One of the most famous demons in the Judeo-Christian tradition is Beelzebub. He’s usually depicted as a monstrous giant fly, which goes along with his title, Lord of the Flies. Because flies are nasty creatures that hang out on shit and corpses, it shouldn’t come as a shock that Beelzebub spreads disease.

He’s also associated with tempting people with the deadly sin of pride.

In the Gospel of Nicodemus, another apocryphal text, Jesus gave Beelzebub dominion over Hell because the demon freed Adam and other unbaptized saints, allowing them to go up to Heaven. Satan was not pleased.

What it does: Demons like to possess people, manipulating them like puppets. And while the Yellow-Eyed Demon doesn’t seem like much fun, some demons are better to be possessed by than others.

Even ol’ Beelzebub has been known to possess people now and them. Back in 1611, in Aix-en-Provence, France, a Father Louis Gaufridi was accused of making a pact with the Devil, in which a group of Ursuline nuns were possessed by Beelzebub.

The priest was burned at the stake. His executioners used bushes instead of logs because they burn slower and hotter. During the execution, onlookers said they saw flies rising from Father Gaufridi’s body.

How to defeat it: Holy water will burn that mofo. If you can slip it into a beer, all the better!

Watch out for a binding link scar. (The one Sam’s got looks a whole lot like a Q.) To break it, destroy the connection. You could try branding over it with a hot poker — just know it’s gonna hurt!

What’s the secret to fighting off a demonic possession? The answer is surprisingly simple: “If I told them to swing a black cat by its tail over their head at midnight, they would do that,” said Father Vincent Lampert, the designated exorcist for the Archdiocese of Indianapolis, Indiana. “People think they have to do something extraordinary, but it is actually the very ordinary things that build up graces and offer protection. If a Catholic is praying, going to Mass and receiving the sacraments, then the Devil is already on the run,” he told the National Catholic Register.

Loki, the tricker god of Norse mythology as played by Tom Hiddleston, is one of the best villains in the Marvel universe

S2E15: “Tall Tales”

Monster: Trickster

Where it’s from: All over the world

Hermes, the Greek god of travel and thieves, is also a trickster

Description: Religions and folktales all around the globe include a trickster deity. The Norse had Loki, while the Greeks worshiped Hermes. In West Africa, there was the spider Anansi. European folklore includes tales of the mischievous Reynard the Fox. And Native Americans tell stories of the Raven and Coyote.

The African trickster Anansi is the star of a well-known children’s book

“Almost all non-literate mythology has a trickster-hero of some kind,” the famous mythologist Joseph Campbell said in An Open Life. “And there’s a very special property in the trickster: He always breaks in, just as the unconscious does, to trip up the rational situation. He’s both a fool and someone who’s beyond the system. And the trickster represents all those possibilities of life that your mind hasn’t decided it wants to deal with. The mind structures a lifestyle, and the fool or trickster represents another whole range of possibilities. He doesn’t respect the values that you’ve set up for yourself, and smashes them.”

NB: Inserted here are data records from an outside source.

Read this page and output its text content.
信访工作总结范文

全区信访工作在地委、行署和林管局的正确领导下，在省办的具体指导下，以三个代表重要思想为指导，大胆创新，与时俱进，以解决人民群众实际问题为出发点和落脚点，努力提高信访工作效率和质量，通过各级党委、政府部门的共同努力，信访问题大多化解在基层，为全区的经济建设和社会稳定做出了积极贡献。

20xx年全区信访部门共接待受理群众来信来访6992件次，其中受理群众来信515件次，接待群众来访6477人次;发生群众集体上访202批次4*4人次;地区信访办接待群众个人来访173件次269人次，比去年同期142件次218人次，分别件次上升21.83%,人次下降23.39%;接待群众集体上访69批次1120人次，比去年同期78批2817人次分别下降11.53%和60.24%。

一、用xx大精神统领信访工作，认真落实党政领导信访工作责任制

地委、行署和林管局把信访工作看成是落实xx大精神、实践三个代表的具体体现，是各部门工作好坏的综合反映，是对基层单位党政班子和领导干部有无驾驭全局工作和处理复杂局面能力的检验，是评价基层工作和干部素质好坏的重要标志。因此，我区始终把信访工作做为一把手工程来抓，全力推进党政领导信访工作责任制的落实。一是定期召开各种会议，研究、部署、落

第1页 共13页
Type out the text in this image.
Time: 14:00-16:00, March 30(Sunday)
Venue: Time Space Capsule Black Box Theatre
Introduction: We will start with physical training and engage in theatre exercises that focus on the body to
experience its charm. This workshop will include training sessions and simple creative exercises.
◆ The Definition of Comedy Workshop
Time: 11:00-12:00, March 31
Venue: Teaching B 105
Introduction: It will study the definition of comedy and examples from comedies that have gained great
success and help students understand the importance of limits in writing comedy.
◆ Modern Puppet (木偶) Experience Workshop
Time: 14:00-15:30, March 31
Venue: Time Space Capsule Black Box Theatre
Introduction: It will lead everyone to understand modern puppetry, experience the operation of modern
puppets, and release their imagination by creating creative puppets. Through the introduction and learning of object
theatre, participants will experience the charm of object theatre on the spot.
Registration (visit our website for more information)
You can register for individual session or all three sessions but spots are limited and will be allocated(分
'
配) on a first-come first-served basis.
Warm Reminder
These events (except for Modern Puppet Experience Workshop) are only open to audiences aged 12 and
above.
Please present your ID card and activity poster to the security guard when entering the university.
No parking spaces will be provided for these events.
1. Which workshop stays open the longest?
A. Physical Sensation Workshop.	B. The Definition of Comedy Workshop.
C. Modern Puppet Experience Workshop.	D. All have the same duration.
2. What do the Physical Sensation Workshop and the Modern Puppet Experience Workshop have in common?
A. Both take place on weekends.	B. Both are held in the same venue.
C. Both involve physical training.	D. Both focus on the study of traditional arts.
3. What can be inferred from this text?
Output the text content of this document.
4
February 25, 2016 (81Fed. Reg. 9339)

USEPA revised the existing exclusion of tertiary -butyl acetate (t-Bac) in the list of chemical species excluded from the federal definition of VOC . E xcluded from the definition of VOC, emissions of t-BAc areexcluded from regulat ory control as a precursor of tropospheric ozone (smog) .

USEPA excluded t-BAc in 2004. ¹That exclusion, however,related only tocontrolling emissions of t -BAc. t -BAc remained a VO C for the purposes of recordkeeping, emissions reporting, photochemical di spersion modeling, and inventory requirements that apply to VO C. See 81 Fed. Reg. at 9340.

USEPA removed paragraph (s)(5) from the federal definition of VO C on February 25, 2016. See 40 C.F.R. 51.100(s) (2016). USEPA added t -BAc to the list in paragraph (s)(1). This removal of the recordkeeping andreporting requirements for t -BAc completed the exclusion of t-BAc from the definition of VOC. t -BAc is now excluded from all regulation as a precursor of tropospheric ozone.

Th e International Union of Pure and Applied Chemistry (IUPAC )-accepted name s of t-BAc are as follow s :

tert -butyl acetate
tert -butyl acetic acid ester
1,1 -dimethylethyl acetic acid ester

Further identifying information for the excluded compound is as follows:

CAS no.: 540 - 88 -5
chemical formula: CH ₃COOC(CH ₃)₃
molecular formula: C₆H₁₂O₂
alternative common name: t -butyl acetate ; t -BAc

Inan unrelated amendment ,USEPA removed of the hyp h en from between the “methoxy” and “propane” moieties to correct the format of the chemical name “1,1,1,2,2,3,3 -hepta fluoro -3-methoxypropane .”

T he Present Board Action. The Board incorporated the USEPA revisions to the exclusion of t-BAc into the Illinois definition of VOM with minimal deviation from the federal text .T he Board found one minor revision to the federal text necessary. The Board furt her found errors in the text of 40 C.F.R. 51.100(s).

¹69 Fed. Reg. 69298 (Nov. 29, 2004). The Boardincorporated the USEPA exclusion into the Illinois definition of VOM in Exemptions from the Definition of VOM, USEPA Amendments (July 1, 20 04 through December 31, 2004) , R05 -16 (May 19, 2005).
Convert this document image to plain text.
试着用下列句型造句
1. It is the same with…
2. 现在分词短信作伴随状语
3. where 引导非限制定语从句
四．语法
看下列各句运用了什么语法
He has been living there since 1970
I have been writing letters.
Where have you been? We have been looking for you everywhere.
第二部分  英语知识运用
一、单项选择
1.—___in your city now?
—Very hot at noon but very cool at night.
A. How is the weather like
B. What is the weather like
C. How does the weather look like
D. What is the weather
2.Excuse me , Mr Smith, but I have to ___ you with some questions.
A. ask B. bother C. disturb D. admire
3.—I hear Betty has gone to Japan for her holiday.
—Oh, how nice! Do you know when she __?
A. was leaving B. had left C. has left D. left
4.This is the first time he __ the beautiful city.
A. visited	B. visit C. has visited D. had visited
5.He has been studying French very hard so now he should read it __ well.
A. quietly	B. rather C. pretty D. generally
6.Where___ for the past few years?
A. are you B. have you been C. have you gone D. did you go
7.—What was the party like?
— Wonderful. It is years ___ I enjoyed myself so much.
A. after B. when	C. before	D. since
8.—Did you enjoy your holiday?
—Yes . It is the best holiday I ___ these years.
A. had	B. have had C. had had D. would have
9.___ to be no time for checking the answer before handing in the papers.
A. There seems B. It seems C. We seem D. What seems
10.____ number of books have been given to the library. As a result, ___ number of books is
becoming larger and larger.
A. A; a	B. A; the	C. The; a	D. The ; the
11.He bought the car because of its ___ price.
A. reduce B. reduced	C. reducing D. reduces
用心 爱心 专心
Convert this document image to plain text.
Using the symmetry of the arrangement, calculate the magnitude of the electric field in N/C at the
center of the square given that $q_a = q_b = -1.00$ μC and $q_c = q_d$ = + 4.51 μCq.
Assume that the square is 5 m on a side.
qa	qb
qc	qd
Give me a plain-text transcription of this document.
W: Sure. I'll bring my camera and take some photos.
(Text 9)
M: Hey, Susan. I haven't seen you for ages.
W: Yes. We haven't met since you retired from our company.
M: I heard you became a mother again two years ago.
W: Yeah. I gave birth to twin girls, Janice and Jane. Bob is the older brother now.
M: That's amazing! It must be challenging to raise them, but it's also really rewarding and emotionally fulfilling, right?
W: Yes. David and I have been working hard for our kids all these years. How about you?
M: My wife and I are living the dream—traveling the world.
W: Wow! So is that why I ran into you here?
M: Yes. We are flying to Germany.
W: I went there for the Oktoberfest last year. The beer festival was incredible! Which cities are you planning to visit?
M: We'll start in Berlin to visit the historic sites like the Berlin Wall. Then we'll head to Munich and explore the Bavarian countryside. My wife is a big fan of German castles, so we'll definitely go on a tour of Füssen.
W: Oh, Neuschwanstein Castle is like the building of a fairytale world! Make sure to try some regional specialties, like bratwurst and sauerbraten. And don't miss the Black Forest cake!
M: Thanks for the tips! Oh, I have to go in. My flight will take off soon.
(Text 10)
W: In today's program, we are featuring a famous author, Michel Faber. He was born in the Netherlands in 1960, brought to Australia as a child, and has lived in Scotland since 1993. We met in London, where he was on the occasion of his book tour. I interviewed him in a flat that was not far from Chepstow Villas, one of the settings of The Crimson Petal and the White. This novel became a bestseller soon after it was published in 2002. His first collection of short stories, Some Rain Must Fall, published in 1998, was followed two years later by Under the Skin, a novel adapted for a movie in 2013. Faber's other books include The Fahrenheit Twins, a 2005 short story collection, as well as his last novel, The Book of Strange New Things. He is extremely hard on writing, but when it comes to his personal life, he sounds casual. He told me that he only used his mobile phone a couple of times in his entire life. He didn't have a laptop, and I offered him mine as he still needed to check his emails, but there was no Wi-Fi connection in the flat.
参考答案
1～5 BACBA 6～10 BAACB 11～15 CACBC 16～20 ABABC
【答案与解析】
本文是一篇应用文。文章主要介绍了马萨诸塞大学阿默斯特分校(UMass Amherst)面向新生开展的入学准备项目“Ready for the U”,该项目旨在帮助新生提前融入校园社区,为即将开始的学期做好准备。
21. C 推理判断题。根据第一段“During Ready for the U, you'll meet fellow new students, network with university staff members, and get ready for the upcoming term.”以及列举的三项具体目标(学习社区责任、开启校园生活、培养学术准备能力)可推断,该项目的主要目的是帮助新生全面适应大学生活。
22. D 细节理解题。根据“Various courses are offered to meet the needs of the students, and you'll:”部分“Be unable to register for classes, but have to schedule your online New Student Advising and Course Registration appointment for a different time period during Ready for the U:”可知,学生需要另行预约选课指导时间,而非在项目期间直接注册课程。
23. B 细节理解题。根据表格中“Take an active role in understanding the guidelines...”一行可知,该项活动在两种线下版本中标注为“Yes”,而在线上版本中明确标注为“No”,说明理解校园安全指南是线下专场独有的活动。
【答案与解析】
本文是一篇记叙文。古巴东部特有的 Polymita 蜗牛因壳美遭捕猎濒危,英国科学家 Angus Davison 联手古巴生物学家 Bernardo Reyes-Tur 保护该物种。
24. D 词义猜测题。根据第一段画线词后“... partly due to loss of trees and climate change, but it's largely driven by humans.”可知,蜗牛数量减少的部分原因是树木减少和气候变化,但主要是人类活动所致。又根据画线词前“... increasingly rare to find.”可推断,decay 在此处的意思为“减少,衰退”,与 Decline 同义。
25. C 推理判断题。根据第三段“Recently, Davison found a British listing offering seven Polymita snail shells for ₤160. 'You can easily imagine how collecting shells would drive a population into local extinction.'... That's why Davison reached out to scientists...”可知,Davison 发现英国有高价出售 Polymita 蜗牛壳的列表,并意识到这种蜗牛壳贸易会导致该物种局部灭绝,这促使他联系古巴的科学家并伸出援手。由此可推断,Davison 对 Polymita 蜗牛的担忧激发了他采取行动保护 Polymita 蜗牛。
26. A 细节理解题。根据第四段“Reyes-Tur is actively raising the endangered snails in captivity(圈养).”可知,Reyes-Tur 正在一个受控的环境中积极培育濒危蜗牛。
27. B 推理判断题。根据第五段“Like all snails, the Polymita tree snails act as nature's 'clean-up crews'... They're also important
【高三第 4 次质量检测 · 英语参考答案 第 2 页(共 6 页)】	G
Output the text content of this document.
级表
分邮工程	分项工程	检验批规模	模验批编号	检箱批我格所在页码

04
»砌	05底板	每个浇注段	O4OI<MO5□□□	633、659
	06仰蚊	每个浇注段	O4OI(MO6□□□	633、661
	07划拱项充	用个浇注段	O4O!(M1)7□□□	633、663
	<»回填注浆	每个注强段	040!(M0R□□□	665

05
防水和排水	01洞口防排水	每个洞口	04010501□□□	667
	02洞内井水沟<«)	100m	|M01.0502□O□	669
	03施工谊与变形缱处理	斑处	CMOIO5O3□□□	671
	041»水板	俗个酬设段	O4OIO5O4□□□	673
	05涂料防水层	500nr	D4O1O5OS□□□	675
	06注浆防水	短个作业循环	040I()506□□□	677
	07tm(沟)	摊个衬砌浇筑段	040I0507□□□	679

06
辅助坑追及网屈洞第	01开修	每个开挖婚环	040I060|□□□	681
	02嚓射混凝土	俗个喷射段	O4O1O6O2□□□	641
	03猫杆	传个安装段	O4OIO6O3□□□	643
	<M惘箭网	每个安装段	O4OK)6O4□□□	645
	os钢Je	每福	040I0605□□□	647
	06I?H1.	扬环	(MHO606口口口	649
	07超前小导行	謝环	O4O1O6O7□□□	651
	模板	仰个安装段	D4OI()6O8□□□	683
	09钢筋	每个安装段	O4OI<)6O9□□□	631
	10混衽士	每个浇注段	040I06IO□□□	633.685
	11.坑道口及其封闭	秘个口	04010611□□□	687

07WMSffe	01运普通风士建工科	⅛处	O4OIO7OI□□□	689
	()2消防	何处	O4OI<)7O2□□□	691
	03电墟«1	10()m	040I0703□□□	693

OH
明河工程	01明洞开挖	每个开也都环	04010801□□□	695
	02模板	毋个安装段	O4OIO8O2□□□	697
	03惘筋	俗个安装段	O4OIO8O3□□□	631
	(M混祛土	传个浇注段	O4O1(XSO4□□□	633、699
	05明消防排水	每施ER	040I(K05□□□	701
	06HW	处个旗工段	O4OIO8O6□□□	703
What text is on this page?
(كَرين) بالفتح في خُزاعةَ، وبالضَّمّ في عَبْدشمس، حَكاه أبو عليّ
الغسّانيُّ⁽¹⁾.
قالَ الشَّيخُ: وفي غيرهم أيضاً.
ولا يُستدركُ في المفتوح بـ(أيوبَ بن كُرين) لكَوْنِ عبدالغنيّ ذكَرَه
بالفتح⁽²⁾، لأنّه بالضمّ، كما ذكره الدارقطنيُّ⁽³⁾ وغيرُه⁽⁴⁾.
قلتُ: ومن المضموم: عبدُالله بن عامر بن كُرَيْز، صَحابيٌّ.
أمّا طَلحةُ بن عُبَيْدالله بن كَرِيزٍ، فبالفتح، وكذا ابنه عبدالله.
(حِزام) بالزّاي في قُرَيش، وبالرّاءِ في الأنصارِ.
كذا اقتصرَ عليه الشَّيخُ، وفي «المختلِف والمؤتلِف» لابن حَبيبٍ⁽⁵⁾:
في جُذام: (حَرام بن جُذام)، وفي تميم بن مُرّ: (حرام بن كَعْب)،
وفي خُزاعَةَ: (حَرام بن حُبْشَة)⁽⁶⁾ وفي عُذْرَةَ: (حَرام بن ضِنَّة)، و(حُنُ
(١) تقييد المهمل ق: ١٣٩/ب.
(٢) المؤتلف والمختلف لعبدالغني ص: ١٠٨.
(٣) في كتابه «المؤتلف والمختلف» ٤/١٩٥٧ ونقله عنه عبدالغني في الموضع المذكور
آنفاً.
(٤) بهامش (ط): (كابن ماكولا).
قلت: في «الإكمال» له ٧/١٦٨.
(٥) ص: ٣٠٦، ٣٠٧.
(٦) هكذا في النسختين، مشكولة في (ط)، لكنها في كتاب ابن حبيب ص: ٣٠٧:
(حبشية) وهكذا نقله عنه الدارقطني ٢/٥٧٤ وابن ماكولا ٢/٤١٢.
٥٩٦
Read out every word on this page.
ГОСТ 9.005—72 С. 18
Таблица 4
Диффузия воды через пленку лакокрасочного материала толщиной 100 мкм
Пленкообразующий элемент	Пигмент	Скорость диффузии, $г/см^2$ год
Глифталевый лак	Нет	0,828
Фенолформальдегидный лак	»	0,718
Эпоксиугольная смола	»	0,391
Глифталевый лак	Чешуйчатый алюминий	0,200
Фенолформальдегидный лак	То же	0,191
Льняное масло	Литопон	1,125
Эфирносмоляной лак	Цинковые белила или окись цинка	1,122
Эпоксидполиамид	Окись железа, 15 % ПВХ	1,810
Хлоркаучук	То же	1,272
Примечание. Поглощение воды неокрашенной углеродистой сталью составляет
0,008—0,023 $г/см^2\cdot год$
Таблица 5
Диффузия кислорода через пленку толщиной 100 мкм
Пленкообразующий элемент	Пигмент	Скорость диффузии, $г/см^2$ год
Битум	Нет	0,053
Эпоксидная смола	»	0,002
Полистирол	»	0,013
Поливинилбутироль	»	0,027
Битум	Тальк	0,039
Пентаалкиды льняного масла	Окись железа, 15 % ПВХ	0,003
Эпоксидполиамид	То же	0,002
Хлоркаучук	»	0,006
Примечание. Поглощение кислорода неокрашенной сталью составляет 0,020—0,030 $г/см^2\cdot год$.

Sounds like they’re essentially rebels, eager to disrupt the social order. No wonder I’ve always had a soft spot for Hermes.

Reynard the Fox is surely up to no good, preaching to these birds

What it does: In this episode, urban legends are coming true. A girl’s ghost seduces a lecherous professor, then sends him out the window and down four stories to his death. A sexed-up ET abducts a hazing-crazed frat boy, who’s anally probed again and again. (“Some alien made you his bitch,” Dean says. But it got worse, the boy adds: It made him slow dance to “Lady in Red.”) A shiny watch down a drain lures a researcher who tests on animals to end up mauled to death by a crocodile in the sewers.

Thing is, it only happens to dicks who you could argue deserve punishment. The trickster is getting his ideas from Weekly World News. These deities thrive on chaos and mischief. And it played the boys like fiddles, fellow hunter Bobby tells them.

Loki, like many tricksters, is able to shapeshift

Tricksters are shapeshifters, sometimes taking human form. They can conjure anything out of thin air.

In a climactic final battle, lingerie-wearing vixens on a round bed with red silk sheets toss Dean around while Barry White’s “Can’t Get Enough of Your Love, Babe” plays. Meanwhile, Sam and Bobby get attacked by chainsaw-wielding psychopaths like something out of a horror flick.

There goes Reynard the Fox, showing off again

How to defeat it: Try tricking the trickster. Sam and Dean fake a fight and then end up staking the trickster. The reality it has constructed fades away.

But this is only temporary. After all, tricksters, being gods, are immortal. –Wally

Meet the Tree Spirits of Thai Folklore

The Thai spirits of Nang Ta-khian and the Nariphon lure men to their deaths or entice them to have sex — with drastic consequences.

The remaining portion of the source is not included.